Therefore, the adsorption capacity is large, and the adsorption capacity, the adsorption force, and the immobilization force can be controlled.
In addition, since the sugar side chains are bonded by urea bonds, the association form is not spherical as in the case of benzamide type sugar side chain type polymers and the cohesive force is weak, or the sugar chain is linear as in the case of amide type polymers. There is no disadvantage that the isomers are mixed and the physical properties are not stable.

Hereinafter, the present invention will be described in detail.
The sugar side chain type urea polymer referred to in the present invention is a polymer represented by the formula (2) obtained by polymerizing the sugar side chain type urea monomer represented by the formula (1).
In the formula, R ₁ represents a hydrogen atom or a methyl group, n represents an integer of 2 or more, G represents a saccharide residue, and is a saccharide residue capable of converting the anomeric position to an amino group. Specific examples of such saccharides include glucose having a glucopyranosyl residue, cellobiose having a binding mode of β-1,4, cellotriose, cellotetraose, cellooligosaccharide obtained by decomposing cellulose, and mixtures thereof, α-1, Maltose, maltotriose, maltotetraose, malto-oligosaccharides having degraded amylose and mixtures thereof, galactose, lactose, galacto-oligosaccharides having galactopyranosyl residues, and β-1,6 bonds Examples thereof include reducing sugars such as raffinose, melibiose, and gentibiose.
The compound represented by formula (1) or formula (2) can be produced, for example, according to the method described in JP-A No. 2004-203870 developed by the present inventors.

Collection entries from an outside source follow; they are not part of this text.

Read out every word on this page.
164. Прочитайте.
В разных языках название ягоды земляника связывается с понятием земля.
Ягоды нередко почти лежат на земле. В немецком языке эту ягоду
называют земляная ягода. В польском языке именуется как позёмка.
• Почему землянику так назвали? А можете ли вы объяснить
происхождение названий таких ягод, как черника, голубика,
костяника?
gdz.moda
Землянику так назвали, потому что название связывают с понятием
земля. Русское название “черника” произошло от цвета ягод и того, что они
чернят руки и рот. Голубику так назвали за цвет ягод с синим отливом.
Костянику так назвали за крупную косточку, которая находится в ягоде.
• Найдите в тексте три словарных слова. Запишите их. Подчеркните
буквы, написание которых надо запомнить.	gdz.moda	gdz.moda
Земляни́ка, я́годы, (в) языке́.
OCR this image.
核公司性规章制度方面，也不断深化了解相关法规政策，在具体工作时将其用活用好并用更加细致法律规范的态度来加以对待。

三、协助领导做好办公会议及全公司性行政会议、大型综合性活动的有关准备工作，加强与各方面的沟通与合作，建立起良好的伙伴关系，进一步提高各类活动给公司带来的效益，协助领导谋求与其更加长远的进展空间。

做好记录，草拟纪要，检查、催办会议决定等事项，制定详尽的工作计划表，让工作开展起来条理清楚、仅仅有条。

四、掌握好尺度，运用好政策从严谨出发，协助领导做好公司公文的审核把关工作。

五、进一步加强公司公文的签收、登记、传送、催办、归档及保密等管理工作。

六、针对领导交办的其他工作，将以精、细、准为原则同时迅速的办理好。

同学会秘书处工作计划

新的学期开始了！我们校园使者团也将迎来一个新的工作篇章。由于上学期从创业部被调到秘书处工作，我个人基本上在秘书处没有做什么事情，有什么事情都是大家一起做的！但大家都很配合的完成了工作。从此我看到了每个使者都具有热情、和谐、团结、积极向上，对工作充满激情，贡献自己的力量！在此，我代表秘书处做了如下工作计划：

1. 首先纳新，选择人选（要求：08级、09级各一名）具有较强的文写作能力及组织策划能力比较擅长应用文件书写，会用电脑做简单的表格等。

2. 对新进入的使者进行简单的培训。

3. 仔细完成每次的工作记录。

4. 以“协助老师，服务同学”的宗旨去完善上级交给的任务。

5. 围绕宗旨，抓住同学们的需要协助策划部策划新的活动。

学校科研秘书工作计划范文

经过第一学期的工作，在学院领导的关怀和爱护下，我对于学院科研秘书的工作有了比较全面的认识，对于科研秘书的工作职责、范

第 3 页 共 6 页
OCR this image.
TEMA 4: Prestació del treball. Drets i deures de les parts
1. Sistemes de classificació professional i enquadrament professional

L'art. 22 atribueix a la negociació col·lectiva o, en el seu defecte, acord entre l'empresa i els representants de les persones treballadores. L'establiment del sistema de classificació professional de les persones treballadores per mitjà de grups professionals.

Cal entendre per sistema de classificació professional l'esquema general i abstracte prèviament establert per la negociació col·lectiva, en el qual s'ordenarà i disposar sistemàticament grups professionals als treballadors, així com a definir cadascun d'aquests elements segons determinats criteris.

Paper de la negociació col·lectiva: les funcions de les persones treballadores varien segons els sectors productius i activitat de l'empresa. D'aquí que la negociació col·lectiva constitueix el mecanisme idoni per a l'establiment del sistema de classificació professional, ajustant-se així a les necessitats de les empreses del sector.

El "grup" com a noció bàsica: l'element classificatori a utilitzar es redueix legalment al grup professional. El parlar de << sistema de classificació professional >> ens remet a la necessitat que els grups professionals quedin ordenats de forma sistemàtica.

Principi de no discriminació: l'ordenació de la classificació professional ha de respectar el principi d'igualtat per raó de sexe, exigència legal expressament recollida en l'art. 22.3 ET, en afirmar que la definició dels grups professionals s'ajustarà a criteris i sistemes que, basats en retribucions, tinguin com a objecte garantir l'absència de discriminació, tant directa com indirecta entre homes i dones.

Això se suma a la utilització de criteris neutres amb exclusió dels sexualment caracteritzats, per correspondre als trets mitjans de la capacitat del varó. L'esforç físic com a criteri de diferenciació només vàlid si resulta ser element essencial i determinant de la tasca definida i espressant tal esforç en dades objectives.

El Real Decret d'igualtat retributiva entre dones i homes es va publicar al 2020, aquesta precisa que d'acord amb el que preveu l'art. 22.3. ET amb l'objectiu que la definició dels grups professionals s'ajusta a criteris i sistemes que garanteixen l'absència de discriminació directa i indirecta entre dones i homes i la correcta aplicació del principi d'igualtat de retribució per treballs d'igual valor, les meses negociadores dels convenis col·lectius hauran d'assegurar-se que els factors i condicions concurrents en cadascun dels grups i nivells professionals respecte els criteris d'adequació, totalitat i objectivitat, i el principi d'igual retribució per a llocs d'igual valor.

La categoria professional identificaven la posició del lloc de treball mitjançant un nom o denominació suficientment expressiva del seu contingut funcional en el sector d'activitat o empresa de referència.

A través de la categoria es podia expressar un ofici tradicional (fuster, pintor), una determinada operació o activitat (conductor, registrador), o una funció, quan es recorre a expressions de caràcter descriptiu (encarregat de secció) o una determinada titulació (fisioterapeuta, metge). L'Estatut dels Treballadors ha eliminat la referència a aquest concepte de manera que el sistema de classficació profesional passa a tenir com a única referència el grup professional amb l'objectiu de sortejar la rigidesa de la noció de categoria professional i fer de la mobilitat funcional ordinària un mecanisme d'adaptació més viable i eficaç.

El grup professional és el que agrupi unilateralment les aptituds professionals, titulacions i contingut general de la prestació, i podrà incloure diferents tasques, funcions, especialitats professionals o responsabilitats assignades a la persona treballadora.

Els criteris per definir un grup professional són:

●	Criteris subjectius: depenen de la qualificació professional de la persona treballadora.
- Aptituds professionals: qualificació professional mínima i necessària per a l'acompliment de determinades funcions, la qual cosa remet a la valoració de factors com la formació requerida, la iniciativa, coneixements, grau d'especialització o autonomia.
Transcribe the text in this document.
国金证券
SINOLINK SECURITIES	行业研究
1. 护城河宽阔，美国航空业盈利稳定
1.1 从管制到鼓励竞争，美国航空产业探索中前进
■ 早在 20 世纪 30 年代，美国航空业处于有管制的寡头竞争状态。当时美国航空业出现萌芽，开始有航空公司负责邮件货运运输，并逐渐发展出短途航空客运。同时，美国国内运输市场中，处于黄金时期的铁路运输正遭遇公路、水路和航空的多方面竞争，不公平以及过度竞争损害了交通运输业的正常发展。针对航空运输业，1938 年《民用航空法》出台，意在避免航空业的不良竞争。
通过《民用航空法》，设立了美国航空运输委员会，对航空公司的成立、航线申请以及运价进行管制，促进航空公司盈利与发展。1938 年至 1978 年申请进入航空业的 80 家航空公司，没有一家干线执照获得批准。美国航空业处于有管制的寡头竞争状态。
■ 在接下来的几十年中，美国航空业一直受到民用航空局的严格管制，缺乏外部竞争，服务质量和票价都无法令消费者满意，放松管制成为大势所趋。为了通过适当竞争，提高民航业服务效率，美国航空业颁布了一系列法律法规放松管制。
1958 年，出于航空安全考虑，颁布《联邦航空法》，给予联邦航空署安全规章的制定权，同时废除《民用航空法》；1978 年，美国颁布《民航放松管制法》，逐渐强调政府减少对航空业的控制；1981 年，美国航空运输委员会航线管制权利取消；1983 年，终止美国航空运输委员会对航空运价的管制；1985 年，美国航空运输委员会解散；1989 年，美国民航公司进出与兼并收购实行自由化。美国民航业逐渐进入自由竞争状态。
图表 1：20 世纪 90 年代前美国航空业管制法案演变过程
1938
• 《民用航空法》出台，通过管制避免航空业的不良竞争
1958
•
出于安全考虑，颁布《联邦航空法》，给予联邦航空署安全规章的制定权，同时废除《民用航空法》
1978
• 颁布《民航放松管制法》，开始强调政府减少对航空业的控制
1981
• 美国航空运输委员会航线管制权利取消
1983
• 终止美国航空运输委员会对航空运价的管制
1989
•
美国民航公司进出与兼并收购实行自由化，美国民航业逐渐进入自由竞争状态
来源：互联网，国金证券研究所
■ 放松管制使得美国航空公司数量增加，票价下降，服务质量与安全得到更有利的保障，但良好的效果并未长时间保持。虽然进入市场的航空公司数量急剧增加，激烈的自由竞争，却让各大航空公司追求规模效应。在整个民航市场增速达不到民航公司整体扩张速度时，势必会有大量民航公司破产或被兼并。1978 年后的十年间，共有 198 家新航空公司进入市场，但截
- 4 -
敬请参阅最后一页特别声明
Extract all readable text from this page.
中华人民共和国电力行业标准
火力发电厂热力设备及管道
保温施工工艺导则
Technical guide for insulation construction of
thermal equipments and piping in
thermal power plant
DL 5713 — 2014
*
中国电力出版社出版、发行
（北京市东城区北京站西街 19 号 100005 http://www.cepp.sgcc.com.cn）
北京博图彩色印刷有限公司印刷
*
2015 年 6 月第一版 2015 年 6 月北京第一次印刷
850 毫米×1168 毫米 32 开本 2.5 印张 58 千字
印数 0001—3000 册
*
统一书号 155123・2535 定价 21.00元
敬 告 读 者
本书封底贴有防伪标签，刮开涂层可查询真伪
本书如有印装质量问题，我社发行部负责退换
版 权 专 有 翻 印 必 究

  The lectin adsorbent of the present invention comprises the polymer of the above formula (2), and the saccharide residue of the polymer can be appropriately selected according to the target lectin.

Further, in the polymer represented by the formula (2), those having different saccharide residues (copolymerized compounds represented by the formula (1) having different saccharide residues) or different saccharide residues A blend of homopolymers having groups can also be used.
These include functional groups including glucopyranosyl structure, maltose structure, mannopyranosyl structure, galactopyranosyl structure, 6-deoxygalactopyranosyl structure, N-acetylgalactosaminyl structure, N, N′-acetylchitobiose structure It can be used as an adsorbent for two or more lectins as a multi-molecular element having specific affinity for two or more lectins having the property of binding to each other.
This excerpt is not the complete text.